'Y out can't eat scenery," Donal Corkery likes to say, although he has a sharp eye for the great beauty of his native place, the glaciated valley of Gleninchaquin, on the Beara peninsula, in Co Kerry, with its succession of lakes and waterfalls. And yet, in a sense, that is just what he and his wife, Peggy, do these days; it is the magic of this glorious scenery that puts much of the food on their table.
Like many farmers, the Corkerys used to get a little irritated about hikers casually strolling about on their land. “There were always a few people coming in to look at the waterfall, rambling into meadows, as if it was a public place, leaving gates open,” he says. “I was trying to make a living out of a couple of hundred sheep at the time.”
Instead of building a bigger fence or locking more gates, however, the Corkerys did some lateral thinking and opened their doors to the world, for a small charge, beginning 20 years ago this month.
They knew that the waterfall above their home, which most ramblers came to see, is spectacular in spate but quite often runs dry. “But I then thought, if I put a trail in that takes them up higher, they could see some of the most beautiful scenery in the world,” Donal Corkery says.
He applied to the EU Leader rural-development programme and got funding, and a project manager, for designing and carving out the first trail.
Today there are six trails, with steps and boardwalks where necessary. Most of the rest have been paid for out of the profits from the modest entrance fee: €5 for adults or €3 for students, with no charge for children.
He also participates in the Native Woodlands Scheme, and is restoring about 30 hectares of oak forest on the slopes above the farmhouse. That’s a long-term project, but one day these trees will add a new environmental dimension for visitors, inspired by the ancient mossy woods of Uragh, which still survive a few kilometres down the valley.
The Corkerys were required to conduct an ecological survey to qualify for Native Woodlands Scheme funding. That work by Dr Therese Higgins, now available on their website, offers visitors with keen environmental interests a wealth of information about the plants and animals they may expect to find on the land.
Guides can be hired if booked in advance, but Corkery is exceptionally well equipped to answer visitors’ questions himself. He has an infectious love for the cornucopia of wild flowers to be found at Gleninchaquin, from the Virgin Mary blue of the tiny milkwort to the shimmering yellow shafts of goldenrod.
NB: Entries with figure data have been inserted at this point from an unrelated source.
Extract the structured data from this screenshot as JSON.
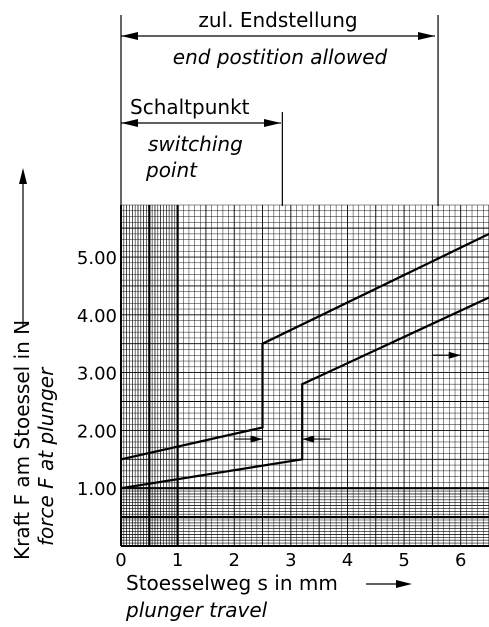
{
  "chart_data": {
    "type": "line",
    "annotations": {
      "end_position_de": "zul. Endstellung",
      "end_position_en": "end postition allowed",
      "switching_point_de": "Schaltpunkt",
      "switching_point_en_1": "switching",
      "switching_point_en_2": "point"
    },
    "xlabel_de": "Stoesselweg s in mm",
    "xlabel_en": "plunger travel",
    "ylabel_de": "Kraft F am Stoessel in N",
    "ylabel_en": "force F at plunger",
    "xlim": [
      0,
      6.5
    ],
    "ylim": [
      0,
      5.9
    ],
    "x_ticks": [
      {
        "value": 0,
        "label": "0"
      },
      {
        "value": 1,
        "label": "1"
      },
      {
        "value": 2,
        "label": "2"
      },
      {
        "value": 3,
        "label": "3"
      },
      {
        "value": 4,
        "label": "4"
      },
      {
        "value": 5,
        "label": "5"
      },
      {
        "value": 6,
        "label": "6"
      }
    ],
    "y_ticks": [
      {
        "value": 1,
        "label": "1.00"
      },
      {
        "value": 2,
        "label": "2.00"
      },
      {
        "value": 3,
        "label": "3.00"
      },
      {
        "value": 4,
        "label": "4.00"
      },
      {
        "value": 5,
        "label": "5.00"
      }
    ],
    "grid": true,
    "series": [
      {
        "x": [
          0,
          2.5,
          2.5,
          6.5
        ],
        "y": [
          1.5,
          2.05,
          3.5,
          5.4
        ]
      },
      {
        "x": [
          0,
          3.2,
          3.2,
          6.5
        ],
        "y": [
          1.0,
          1.5,
          2.8,
          4.3
        ]
      }
    ],
    "hysteresis_marks": [
      {
        "x1": 2.5,
        "x2": 3.2,
        "y": 1.85
      },
      {
        "x1": 6.0,
        "x2": 6.5,
        "y": 3.3
      }
    ],
    "end_position_x": 5.6,
    "switching_point_x": 2.85
  }
}
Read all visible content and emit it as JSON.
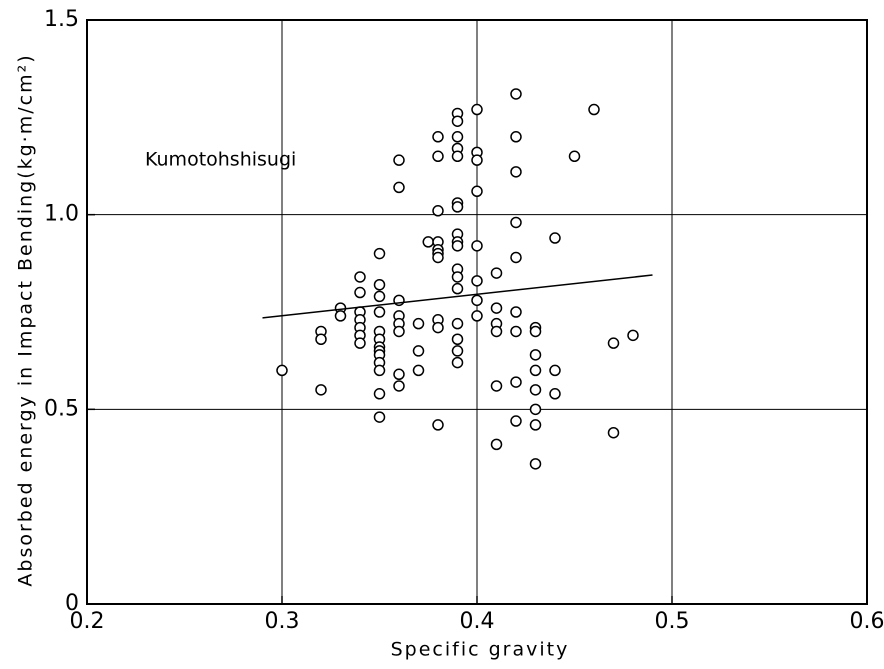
{
  "chart_data": {
    "type": "scatter",
    "x_label": "Specific gravity",
    "y_label": "Absorbed energy in Impact Bending(kg·m/cm²)",
    "annotation": "Kumotohshisugi",
    "xlim": [
      0.2,
      0.6
    ],
    "ylim": [
      0,
      1.5
    ],
    "xticks": [
      0.2,
      0.3,
      0.4,
      0.5,
      0.6
    ],
    "yticks": [
      0,
      0.5,
      {
        "value": 1,
        "label": "1.0"
      },
      1.5
    ],
    "grid": true,
    "color": "#000000",
    "x": [
      0.3,
      0.32,
      0.32,
      0.32,
      0.33,
      0.33,
      0.34,
      0.34,
      0.34,
      0.34,
      0.34,
      0.34,
      0.34,
      0.35,
      0.35,
      0.35,
      0.35,
      0.35,
      0.35,
      0.35,
      0.35,
      0.35,
      0.35,
      0.35,
      0.35,
      0.35,
      0.36,
      0.36,
      0.36,
      0.36,
      0.36,
      0.36,
      0.36,
      0.36,
      0.37,
      0.37,
      0.37,
      0.375,
      0.38,
      0.38,
      0.38,
      0.38,
      0.38,
      0.38,
      0.38,
      0.38,
      0.38,
      0.38,
      0.39,
      0.39,
      0.39,
      0.39,
      0.39,
      0.39,
      0.39,
      0.39,
      0.39,
      0.39,
      0.39,
      0.39,
      0.39,
      0.39,
      0.39,
      0.39,
      0.39,
      0.4,
      0.4,
      0.4,
      0.4,
      0.4,
      0.4,
      0.4,
      0.4,
      0.41,
      0.41,
      0.41,
      0.41,
      0.41,
      0.41,
      0.42,
      0.42,
      0.42,
      0.42,
      0.42,
      0.42,
      0.42,
      0.42,
      0.42,
      0.43,
      0.43,
      0.43,
      0.43,
      0.43,
      0.43,
      0.43,
      0.43,
      0.44,
      0.44,
      0.44,
      0.45,
      0.46,
      0.47,
      0.47,
      0.48
    ],
    "y": [
      0.6,
      0.7,
      0.68,
      0.55,
      0.76,
      0.74,
      0.84,
      0.8,
      0.75,
      0.73,
      0.71,
      0.69,
      0.67,
      0.9,
      0.82,
      0.79,
      0.75,
      0.7,
      0.68,
      0.66,
      0.65,
      0.64,
      0.62,
      0.6,
      0.54,
      0.48,
      1.14,
      1.07,
      0.78,
      0.74,
      0.72,
      0.7,
      0.59,
      0.56,
      0.72,
      0.65,
      0.6,
      0.93,
      1.2,
      1.15,
      1.01,
      0.93,
      0.91,
      0.9,
      0.89,
      0.73,
      0.71,
      0.46,
      1.26,
      1.24,
      1.2,
      1.17,
      1.15,
      1.03,
      1.02,
      0.95,
      0.93,
      0.92,
      0.86,
      0.84,
      0.81,
      0.72,
      0.68,
      0.65,
      0.62,
      1.27,
      1.16,
      1.14,
      1.06,
      0.92,
      0.83,
      0.78,
      0.74,
      0.85,
      0.76,
      0.72,
      0.7,
      0.56,
      0.41,
      1.31,
      1.2,
      1.11,
      0.98,
      0.89,
      0.75,
      0.7,
      0.57,
      0.47,
      0.71,
      0.7,
      0.64,
      0.6,
      0.55,
      0.5,
      0.46,
      0.36,
      0.94,
      0.6,
      0.54,
      1.15,
      1.27,
      0.67,
      0.44,
      0.69
    ],
    "trend_line": {
      "x": [
        0.29,
        0.49
      ],
      "y": [
        0.735,
        0.845
      ]
    }
  }
}
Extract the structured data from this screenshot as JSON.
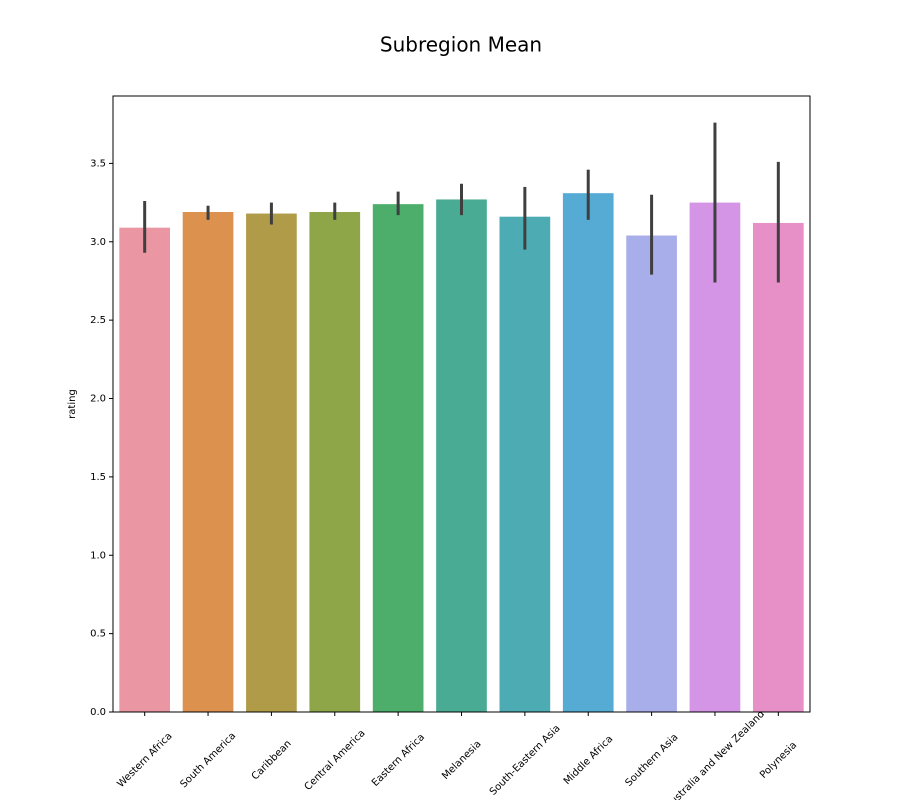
{
  "chart_data": {
    "type": "bar",
    "title": "Subregion Mean",
    "ylabel": "rating",
    "categories": [
      "Western Africa",
      "South America",
      "Caribbean",
      "Central America",
      "Eastern Africa",
      "Melanesia",
      "South-Eastern Asia",
      "Middle Africa",
      "Southern Asia",
      "Australia and New Zealand",
      "Polynesia"
    ],
    "values": [
      3.09,
      3.19,
      3.18,
      3.19,
      3.24,
      3.27,
      3.16,
      3.31,
      3.04,
      3.25,
      3.12
    ],
    "ci_low": [
      2.93,
      3.14,
      3.11,
      3.14,
      3.17,
      3.17,
      2.95,
      3.14,
      2.79,
      2.74,
      2.74
    ],
    "ci_high": [
      3.26,
      3.23,
      3.25,
      3.25,
      3.32,
      3.37,
      3.35,
      3.46,
      3.3,
      3.76,
      3.51
    ],
    "colors": [
      "#ea96a3",
      "#dc914f",
      "#b09c48",
      "#8ea647",
      "#4cae6a",
      "#4aab94",
      "#4dabb4",
      "#55abd4",
      "#a8aeea",
      "#d595e6",
      "#e790c8"
    ],
    "ylim": [
      0,
      3.93
    ],
    "yticks": [
      {
        "value": 0,
        "label": "0.0"
      },
      {
        "value": 0.5,
        "label": "0.5"
      },
      {
        "value": 1,
        "label": "1.0"
      },
      {
        "value": 1.5,
        "label": "1.5"
      },
      {
        "value": 2,
        "label": "2.0"
      },
      {
        "value": 2.5,
        "label": "2.5"
      },
      {
        "value": 3,
        "label": "3.0"
      },
      {
        "value": 3.5,
        "label": "3.5"
      }
    ],
    "grid": false
  }
}
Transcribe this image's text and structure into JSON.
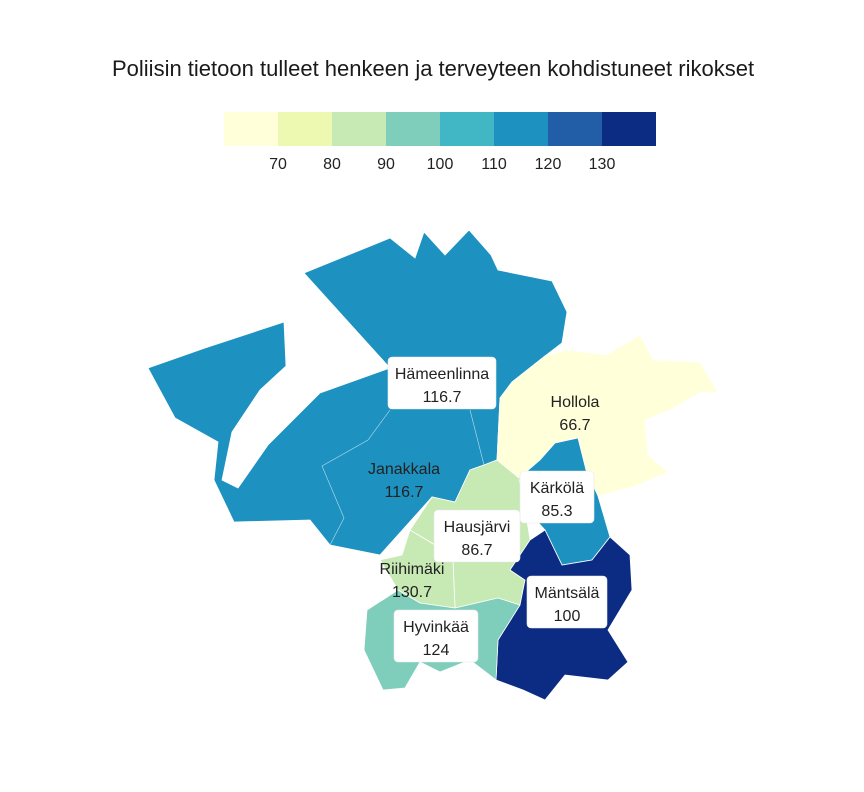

“Those are my bees,” he says proudly when we note them humming around the goldenrod. He is not sentimental, but he does see nature up close and personal. “That is the work of our friend the hare,” he comments wryly as we come across a seedling tree snapped off by powerful little teeth.
Many visitors, he notices, are content to wander the trails without guidance, and some are just fascinated by farm animals. “They often find sheep very interesting,” he says, and one has the impression that he does too.
Today, with much of his income coming from tourism and forestry, he says he keeps the sheep mainly because people like to see them, and “because their grazing keeps the place tidy”.
Corkery is a font of sensible observations on practical agriculture. He likes the idea of organic farming but observes that in practice “doing things the natural way will put a hump in your back very quick”.
He recalls a Teagasc adviser who suggested he clear some steep hillside of heather for additional grazing. Corkery concluded that the scheme might end only in erosion. "You can improve nature sometimes," he says, "but you should not try to improve on nature too much."
This was the first farm in the area to embark on active ecotourism, but Corkery reckons that there are “quite a few others here and there now”. He says that the Irish Farmers’ Association is looking at this kind of diversification but that “it’s hard to adapt when you are trained up for a lifetime to be a farmer”.
He would like to see the ongoing conflict between landowners and ramblers resolved, and praises the work of groups like Wicklow Uplands Council and Mountain Meitheal in creatively addressing this issue.
The Corkerys estimate that between 9,000 and 10,000 people call to their warmly welcoming visitors’ centre each year, but some other farms open to nature-loving visitors are finding things harder.
Will Warham, a Co Wexford farmer, caters for visitors “from eight to 80” on his Jamestown Nature Reserve. But he has focused mainly on primary schools. After an encouraging initial response, he says, numbers have fallen off. “Programmes bringing natural history into the classroom are working well in the county,” he says, “but I believe that the best classroom is the outdoors”.
He thinks that teachers are not sufficiently aware of its benefits. He quotes Richard Louv's book, Last Child Left in the Woods, which launched the influential No Child Left Inside movement in the US. Its supporters argue that the true disease of contemporary childhood is not attention-deficit disorder but nature-deficit disorder.
Warham offers a species-rich boardwalk trail down to reed beds on the Slaney, and he took the trouble to build an alternative walk through woodland when students told him that they did not like taking the same route back to base. The spirit of adventure and discovery is alive and well, if we would only nurture it.
With more and more people taking holidays at home in Ireland, the option of a nature walk on a farm is an enriching one, and exercising it might also contribute to bridging our unfortunate national gap between town and country.